Some say a plot is only as good as its villain--because the villain is what pushes the hero to become better. Likewise, one might say that a theme is only as good as its anti-thematic statement--because it's what pushes the thematic statement to argue harder. 

This means you need to honestly explore the opposing worldview, as if you are in favor of it. Why would someone believe the opposite? What proof is there of it being correct? What is the strongest case you can make on its behalf? What benefits does it offer? How does it help people? What are its half-truths? These are some questions you may want to ask. You'll want to put the answers into the characters and plot. 


How Theme Rounds Out

As I've talked about before, complexity comes from smashing together opposites and exploring the gray areas there. By crafting a strong anti-thematic statement, you immediately make your theme more complex. 

But there are various shades of gray. 

Just as theme topics have opposites, theme topics have contraries. Contraries are topics that fit between the opposites

Between being open or closed off, you have people who are reserved or set apart.

Between love and hate, you have indifference or tolerance.

Between extraordinary and ordinary, you have special or unusual.

These topics can be added to characters and plot to further round theme out. 


All of the story examples I chose today have, what you might call, optimistic thematic statements. They're uplifting. But you can just as well have a . . . pessimistic thematic statement that is true. The kind of story that makes you sadder but wiser. Like maybe the argument that it's impossible to ever fully know someone. Or that societal corruption is inevitable. Or that human beings will never be satisfied. All those can be true too. 

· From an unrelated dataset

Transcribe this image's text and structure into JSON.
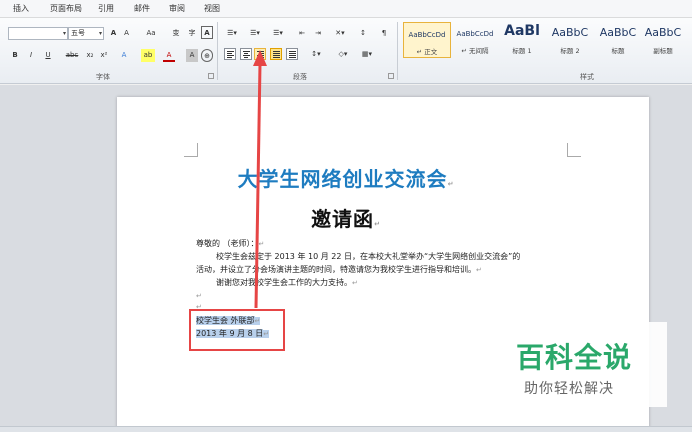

In some stories, the winner of the thematic argument is ambiguous, because the ending is ambiguous. This means that the ending is left to the reader's interpretation, and they get to decide which side of the argument is correct. An example of this is A Ballad of Songbirds and Snakes by Suzanne Collins, where the outcome of the climax is unclear, so one could argue between two different interpretations.

Arcs and thematic opponents may sometimes have variations. For example, in Hamilton, Hamilton, Burr, and Washington are all thematic opponents. Hamilton and Burr swap worldviews, but because both views are incorrect, we get a tragic ending. Washington's was right all along. (Though Hamilton does come to recognize that as he dies.)

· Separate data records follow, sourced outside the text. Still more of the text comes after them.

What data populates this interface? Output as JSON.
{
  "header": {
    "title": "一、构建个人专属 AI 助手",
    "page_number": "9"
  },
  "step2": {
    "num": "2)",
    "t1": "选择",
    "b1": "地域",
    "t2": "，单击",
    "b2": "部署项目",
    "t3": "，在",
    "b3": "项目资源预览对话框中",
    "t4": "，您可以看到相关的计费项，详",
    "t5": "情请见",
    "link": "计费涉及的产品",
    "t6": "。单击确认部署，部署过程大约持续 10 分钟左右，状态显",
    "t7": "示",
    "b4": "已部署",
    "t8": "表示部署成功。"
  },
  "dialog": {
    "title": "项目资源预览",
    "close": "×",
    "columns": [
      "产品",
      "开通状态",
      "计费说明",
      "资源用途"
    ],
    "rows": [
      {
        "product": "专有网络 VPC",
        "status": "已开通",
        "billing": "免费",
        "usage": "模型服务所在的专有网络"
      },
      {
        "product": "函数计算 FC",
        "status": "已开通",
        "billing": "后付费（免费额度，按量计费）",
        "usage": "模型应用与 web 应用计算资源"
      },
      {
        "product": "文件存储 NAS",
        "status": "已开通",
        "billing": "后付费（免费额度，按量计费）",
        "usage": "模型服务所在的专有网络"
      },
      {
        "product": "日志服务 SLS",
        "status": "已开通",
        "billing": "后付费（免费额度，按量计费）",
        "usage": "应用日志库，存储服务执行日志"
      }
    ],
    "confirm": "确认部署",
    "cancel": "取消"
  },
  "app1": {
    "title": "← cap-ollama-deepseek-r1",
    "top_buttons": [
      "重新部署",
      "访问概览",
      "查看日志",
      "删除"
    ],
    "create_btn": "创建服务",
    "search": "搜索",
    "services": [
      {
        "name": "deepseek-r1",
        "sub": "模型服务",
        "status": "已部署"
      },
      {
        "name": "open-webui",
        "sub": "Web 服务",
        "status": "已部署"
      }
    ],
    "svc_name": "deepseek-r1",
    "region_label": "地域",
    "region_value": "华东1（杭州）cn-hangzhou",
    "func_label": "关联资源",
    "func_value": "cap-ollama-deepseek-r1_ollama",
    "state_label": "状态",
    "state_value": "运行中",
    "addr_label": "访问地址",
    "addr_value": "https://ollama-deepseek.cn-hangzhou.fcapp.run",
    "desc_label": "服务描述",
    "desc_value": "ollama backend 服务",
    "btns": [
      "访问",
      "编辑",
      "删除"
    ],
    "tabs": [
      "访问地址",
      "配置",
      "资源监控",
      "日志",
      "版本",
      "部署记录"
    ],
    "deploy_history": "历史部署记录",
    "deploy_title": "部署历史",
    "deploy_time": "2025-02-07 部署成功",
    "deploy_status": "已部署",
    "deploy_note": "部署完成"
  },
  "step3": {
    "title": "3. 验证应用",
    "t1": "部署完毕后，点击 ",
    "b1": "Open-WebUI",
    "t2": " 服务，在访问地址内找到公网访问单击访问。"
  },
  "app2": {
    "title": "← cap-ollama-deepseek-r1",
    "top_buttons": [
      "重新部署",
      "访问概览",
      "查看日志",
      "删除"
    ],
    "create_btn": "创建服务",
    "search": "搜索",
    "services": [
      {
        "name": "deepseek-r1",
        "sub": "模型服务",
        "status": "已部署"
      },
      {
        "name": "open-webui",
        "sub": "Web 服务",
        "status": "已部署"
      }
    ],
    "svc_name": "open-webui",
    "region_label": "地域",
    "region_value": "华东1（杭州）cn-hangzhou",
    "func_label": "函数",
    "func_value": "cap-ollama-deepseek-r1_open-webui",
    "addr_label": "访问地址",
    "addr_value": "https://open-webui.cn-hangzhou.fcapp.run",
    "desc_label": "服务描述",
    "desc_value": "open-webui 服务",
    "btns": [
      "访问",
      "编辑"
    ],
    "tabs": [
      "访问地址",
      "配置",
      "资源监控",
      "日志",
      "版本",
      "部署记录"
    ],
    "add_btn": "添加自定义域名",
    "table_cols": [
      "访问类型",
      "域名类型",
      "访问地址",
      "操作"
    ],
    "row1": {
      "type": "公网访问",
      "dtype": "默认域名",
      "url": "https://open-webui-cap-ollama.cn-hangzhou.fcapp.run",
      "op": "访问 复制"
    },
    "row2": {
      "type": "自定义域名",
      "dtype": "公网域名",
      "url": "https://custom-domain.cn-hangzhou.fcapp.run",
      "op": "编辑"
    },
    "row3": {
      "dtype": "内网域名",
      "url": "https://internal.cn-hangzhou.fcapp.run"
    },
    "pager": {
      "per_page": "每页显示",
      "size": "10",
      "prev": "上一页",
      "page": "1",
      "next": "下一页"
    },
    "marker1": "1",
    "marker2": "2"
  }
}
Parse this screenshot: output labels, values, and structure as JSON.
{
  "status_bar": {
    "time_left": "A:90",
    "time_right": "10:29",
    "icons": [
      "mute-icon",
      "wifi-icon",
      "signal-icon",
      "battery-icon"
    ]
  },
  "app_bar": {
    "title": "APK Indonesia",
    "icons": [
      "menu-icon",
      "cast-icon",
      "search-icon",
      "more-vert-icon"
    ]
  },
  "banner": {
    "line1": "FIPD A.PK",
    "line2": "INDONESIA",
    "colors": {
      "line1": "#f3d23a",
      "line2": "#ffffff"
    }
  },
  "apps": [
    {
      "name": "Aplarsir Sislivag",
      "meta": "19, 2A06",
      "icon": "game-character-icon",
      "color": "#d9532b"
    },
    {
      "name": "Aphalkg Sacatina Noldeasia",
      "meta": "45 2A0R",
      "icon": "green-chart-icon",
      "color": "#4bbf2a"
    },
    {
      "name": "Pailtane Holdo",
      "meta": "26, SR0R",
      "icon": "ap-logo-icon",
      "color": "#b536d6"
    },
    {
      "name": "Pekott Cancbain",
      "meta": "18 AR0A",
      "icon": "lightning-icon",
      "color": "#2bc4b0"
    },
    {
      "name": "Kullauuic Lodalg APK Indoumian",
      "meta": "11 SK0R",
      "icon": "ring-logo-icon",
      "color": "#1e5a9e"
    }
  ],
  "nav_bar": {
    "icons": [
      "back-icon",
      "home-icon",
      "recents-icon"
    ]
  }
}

The most important thing, is to have two opposing arguments being made convincingly.

Announcement: I am participating in a free, online writing summit next month 😁, where I will be interviewed (coincidentally) about crafting theme. Writing Your First (or Next) Book! is an online event happening Jan. 18th - 29th, where you can learn from 20+ writers and influencers. It's totally free, but you need to sign up on their page. Hope you check it out!

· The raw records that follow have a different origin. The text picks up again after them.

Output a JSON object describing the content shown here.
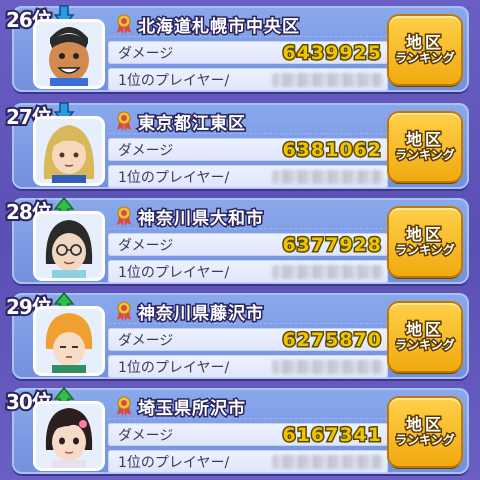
{
  "rankings": [
    {
      "rank": "26位",
      "trend": "down",
      "region": "北海道札幌市中央区",
      "damage_label": "ダメージ",
      "damage": "6439925",
      "player_label": "1位のプレイヤー/",
      "button_line1": "地区",
      "button_line2": "ランキング",
      "avatar": "tan-boy-avatar"
    },
    {
      "rank": "27位",
      "trend": "down",
      "region": "東京都江東区",
      "damage_label": "ダメージ",
      "damage": "6381062",
      "player_label": "1位のプレイヤー/",
      "button_line1": "地区",
      "button_line2": "ランキング",
      "avatar": "blonde-girl-avatar"
    },
    {
      "rank": "28位",
      "trend": "up",
      "region": "神奈川県大和市",
      "damage_label": "ダメージ",
      "damage": "6377928",
      "player_label": "1位のプレイヤー/",
      "button_line1": "地区",
      "button_line2": "ランキング",
      "avatar": "glasses-girl-avatar"
    },
    {
      "rank": "29位",
      "trend": "up",
      "region": "神奈川県藤沢市",
      "damage_label": "ダメージ",
      "damage": "6275870",
      "player_label": "1位のプレイヤー/",
      "button_line1": "地区",
      "button_line2": "ランキング",
      "avatar": "orange-hood-avatar"
    },
    {
      "rank": "30位",
      "trend": "up",
      "region": "埼玉県所沢市",
      "damage_label": "ダメージ",
      "damage": "6167341",
      "player_label": "1位のプレイヤー/",
      "button_line1": "地区",
      "button_line2": "ランキング",
      "avatar": "dark-hair-girl-avatar"
    }
  ],
  "colors": {
    "trend_up": "#2fbf4a",
    "trend_down": "#2a9be6",
    "damage_text": "#f0c400",
    "button": "#f1aa10"
  }
}
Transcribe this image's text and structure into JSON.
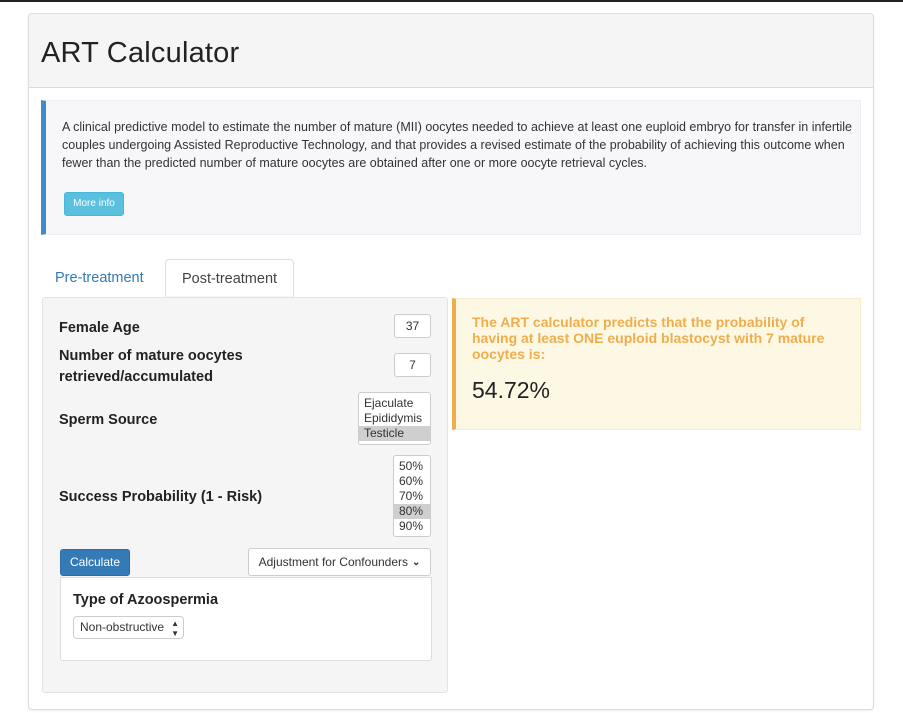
{
  "header": {
    "title": "ART Calculator"
  },
  "info": {
    "text": "A clinical predictive model to estimate the number of mature (MII) oocytes needed to achieve at least one euploid embryo for transfer in infertile couples undergoing Assisted Reproductive Technology, and that provides a revised estimate of the probability of achieving this outcome when fewer than the predicted number of mature oocytes are obtained after one or more oocyte retrieval cycles.",
    "more_label": "More info"
  },
  "tabs": [
    {
      "label": "Pre-treatment",
      "active": false
    },
    {
      "label": "Post-treatment",
      "active": true
    }
  ],
  "form": {
    "female_age": {
      "label": "Female Age",
      "value": "37"
    },
    "mature_oocytes": {
      "label_line1": "Number of mature oocytes",
      "label_line2": "retrieved/accumulated",
      "value": "7"
    },
    "sperm_source": {
      "label": "Sperm Source",
      "options": [
        "Ejaculate",
        "Epididymis",
        "Testicle"
      ],
      "selected": "Testicle"
    },
    "success_probability": {
      "label": "Success Probability (1 - Risk)",
      "options": [
        "50%",
        "60%",
        "70%",
        "80%",
        "90%"
      ],
      "selected": "80%"
    },
    "calculate_label": "Calculate",
    "adjustment_label": "Adjustment for Confounders",
    "confounders": {
      "title": "Type of Azoospermia",
      "selected": "Non-obstructive"
    }
  },
  "result": {
    "text": "The ART calculator predicts that the probability of having at least ONE euploid blastocyst with 7 mature oocytes is:",
    "value": "54.72%"
  },
  "colors": {
    "primary": "#337ab7",
    "info_button": "#5bc0de",
    "warning_text": "#f0ad4e",
    "warning_bg": "#fcf8e3"
  }
}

  1. I LOVE this post. I'm still struggling to grasp theme and work with it for my WIP and this is helping a lot. Thanks!

    1. Hi Amanda! Great! Theme is so tricky. I think in part because it's difficult for many people to teach it and in part because it's not something we can put our "hands" on directly. It's almost like a shadow cast by the characters and plot. We have to shift characters and plot to manipulate the shadow.

      I know I still have more to learn about theme, but I'm so glad this helped you!